Summer of '69 (live acoustic) - Bryan Adams (mp3)
Bryan Adams was that slut in your high school no one admitted to bedding.
Words I’ve never heard uttered:
“Bryan Adams is my favorite all-time musician ever ever ever.”
Not once. I checked Snopes.com, and there's no record of anyone ever making this claim. Not male, female, or even a transgendered person in transition.
Recently, I heard a talking head point out that Mitt Romney had only won one single solitary popular election in his entire political career. That one-time victory to lead Massachusetts was the only time he ever won an election.
Bryan Adams is the Mitt Romney of pop rock.
Billboard named him #38 on their “Hot 100 50th Anniversary Charts.” That’s, like, #38 over 50 years of pop and rock and stuff. And you just know there were staffers in that room who saw Bryan Adams landing at #38 and threatened to burn down the building. “Fuck this. This is a joke. Bryan Adams shouldn’t be #338, much less #38 on this stupid list,” they surely said. "Hell will freeze over before we sign off on this." And then, predictably, like the wuss music nerds they were, they threw a Nerf ball at the glass meeting windows with righteous vitriol and accepted that hell would just have to freeze over.
Meanwhile, no one in that room would actually defend him. Everyone would just sit quietly in their Billboard meeting room chairs, shrugging their shoulders and sharing those higher-than-thou looks of disgust. But, in their heads, quietly to themselves, they’d be humming the tune to “This Time" or "Summer of '69."
BA had 5 different albums go Platinum in the U.S. For roughly a decade, Canadians used BA songs instead of their national anthem when TV service was announcing the end of air time*.
If you know your cheesy pop music history, then you’ve already formed a theory on when the BA Train went off the rails, and it’s eight cute little words. You know it’s true. He did it for you. Somehow Morgan Freeman and Alan Rickman get away with participating in this farce, but BA gets forever damned to the fires of sellout hell.

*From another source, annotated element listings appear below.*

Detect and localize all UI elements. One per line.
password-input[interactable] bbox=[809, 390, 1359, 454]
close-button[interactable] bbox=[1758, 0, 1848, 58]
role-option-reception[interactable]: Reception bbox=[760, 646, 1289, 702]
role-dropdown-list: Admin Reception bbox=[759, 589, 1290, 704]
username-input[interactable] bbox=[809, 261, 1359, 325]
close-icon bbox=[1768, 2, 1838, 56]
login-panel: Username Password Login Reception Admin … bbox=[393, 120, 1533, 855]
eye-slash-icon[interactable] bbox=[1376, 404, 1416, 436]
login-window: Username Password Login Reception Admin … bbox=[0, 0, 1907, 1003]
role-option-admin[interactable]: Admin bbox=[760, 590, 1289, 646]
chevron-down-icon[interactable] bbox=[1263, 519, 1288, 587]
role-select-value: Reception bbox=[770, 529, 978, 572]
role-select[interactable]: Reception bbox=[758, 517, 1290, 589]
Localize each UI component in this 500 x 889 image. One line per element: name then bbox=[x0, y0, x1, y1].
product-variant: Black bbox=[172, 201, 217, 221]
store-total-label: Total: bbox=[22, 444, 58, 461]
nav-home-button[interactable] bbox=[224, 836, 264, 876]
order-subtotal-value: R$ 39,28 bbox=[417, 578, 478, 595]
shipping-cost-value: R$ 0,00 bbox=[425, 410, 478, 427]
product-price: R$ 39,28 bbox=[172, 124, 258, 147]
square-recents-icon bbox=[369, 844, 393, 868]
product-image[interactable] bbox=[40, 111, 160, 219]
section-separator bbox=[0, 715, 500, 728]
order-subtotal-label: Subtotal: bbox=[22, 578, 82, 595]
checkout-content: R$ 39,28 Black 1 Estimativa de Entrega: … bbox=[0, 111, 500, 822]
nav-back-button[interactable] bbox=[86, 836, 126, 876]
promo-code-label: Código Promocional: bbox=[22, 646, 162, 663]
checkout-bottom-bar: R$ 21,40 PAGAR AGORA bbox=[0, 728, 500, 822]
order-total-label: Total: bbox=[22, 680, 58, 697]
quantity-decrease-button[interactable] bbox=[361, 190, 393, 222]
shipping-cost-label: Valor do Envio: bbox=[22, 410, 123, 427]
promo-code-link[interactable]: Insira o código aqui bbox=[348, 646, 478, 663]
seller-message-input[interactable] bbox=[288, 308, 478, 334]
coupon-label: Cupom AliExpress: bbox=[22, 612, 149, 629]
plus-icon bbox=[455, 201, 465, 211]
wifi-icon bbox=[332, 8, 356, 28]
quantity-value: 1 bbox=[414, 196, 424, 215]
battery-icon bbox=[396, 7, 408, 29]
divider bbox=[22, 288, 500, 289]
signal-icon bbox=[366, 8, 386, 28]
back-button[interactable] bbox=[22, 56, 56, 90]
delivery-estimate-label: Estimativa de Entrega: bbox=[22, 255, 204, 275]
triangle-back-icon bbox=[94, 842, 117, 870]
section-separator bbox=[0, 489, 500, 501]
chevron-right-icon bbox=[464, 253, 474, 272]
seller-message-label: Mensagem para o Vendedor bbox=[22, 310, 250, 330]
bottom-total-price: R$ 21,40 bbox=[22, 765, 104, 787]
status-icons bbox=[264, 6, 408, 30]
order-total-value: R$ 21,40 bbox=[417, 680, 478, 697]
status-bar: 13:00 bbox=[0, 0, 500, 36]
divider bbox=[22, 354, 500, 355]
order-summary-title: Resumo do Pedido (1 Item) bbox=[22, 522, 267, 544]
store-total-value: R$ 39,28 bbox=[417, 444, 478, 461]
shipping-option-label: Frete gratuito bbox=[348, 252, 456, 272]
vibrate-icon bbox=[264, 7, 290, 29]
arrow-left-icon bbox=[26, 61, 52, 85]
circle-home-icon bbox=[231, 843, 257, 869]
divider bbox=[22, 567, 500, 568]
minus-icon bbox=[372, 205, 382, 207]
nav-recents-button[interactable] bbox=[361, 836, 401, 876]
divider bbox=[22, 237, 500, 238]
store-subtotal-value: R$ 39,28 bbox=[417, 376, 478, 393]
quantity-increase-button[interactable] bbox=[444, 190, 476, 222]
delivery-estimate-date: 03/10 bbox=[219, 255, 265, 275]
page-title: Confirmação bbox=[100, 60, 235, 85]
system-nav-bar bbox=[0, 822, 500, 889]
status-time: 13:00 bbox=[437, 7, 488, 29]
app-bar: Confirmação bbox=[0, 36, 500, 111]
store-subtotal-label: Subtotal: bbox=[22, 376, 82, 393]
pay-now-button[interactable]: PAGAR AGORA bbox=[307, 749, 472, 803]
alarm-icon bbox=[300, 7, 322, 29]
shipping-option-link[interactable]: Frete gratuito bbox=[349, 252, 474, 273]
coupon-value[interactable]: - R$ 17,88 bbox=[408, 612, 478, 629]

Here’s the real problem with this theory: it assumes that at some point people loved them some Bryan Adams, and to the best of my memory and understanding, this simply isn’t true. He was never loved. People never sat around water coolers asking each other:
“Hey, you pick up that new Bryan Adams album yet?”No, that conversation never happened anywhere in the USA. We didn’t brag about it. We didn’t show him off. We carefully and sparsely placed him on mixtapes, more than prepared to act like it was a mock-ironic decision if someone dared question it.
“Shit, he’s got a new one?? When’d it come out?”
“Tuesday. There was a hundred of us camped out down at Record Bar Monday night waitin’ for the doors to open. We was so damn pumped.”
“It’s good, huh?”
“Oh man, everything you loved about Cuts Like a Knife and Reckless gets ramped up on this one. It’s just awesome.”
In fairness, this is probably the fate he deserved: popularity sans conviction.
Hell, I was one of his fans, and it’s taken me almost 500 words to even admit it. I buried it down here in the hopes that only a few people will mock me for it later.
It’s not like he was Debbie frappin’ Gibson or Tiffany or some shit. Yet how many rock stars of any stripe would inspire, by the mere mention of his name, another rock star to consistently lose his shit? You woulda thought Ryan Adams was being mocked for being Andy Gibb. BA never aided the Nazis. He never remade “Sergeant Pepper’s Lonely Hearts Club Band” as some horrifying ‘70s movie. He just sang poppy rock songs and sold out a few dozen times.
I like Bryan because he made it OK to shout out "Me and my baby in a 69!" at the top of your lungs, and adults didn't seem to mind. I like him because he seemed almost semi-normal in a business (especially in the '80s) when some kind of costumed get-up or big hair or wild makeup or funky fashion statements or massive and obvious drug addictions seemed mandatory to even get your foot in the door. I like him because he crafted a mean damn hook that sold 10 million albums no one will proudly claim.
Like. Not love. Because nobody wants to own up to that level of devotion when it comes to BA.
* -- Yes, kids, there was a time in our world when most television stations signed off the air for a majority of the early morning hours. And yes, I totally made up the part about Canadian TV sign-off song, but it wouldn't surprise me. Canada is funny like that.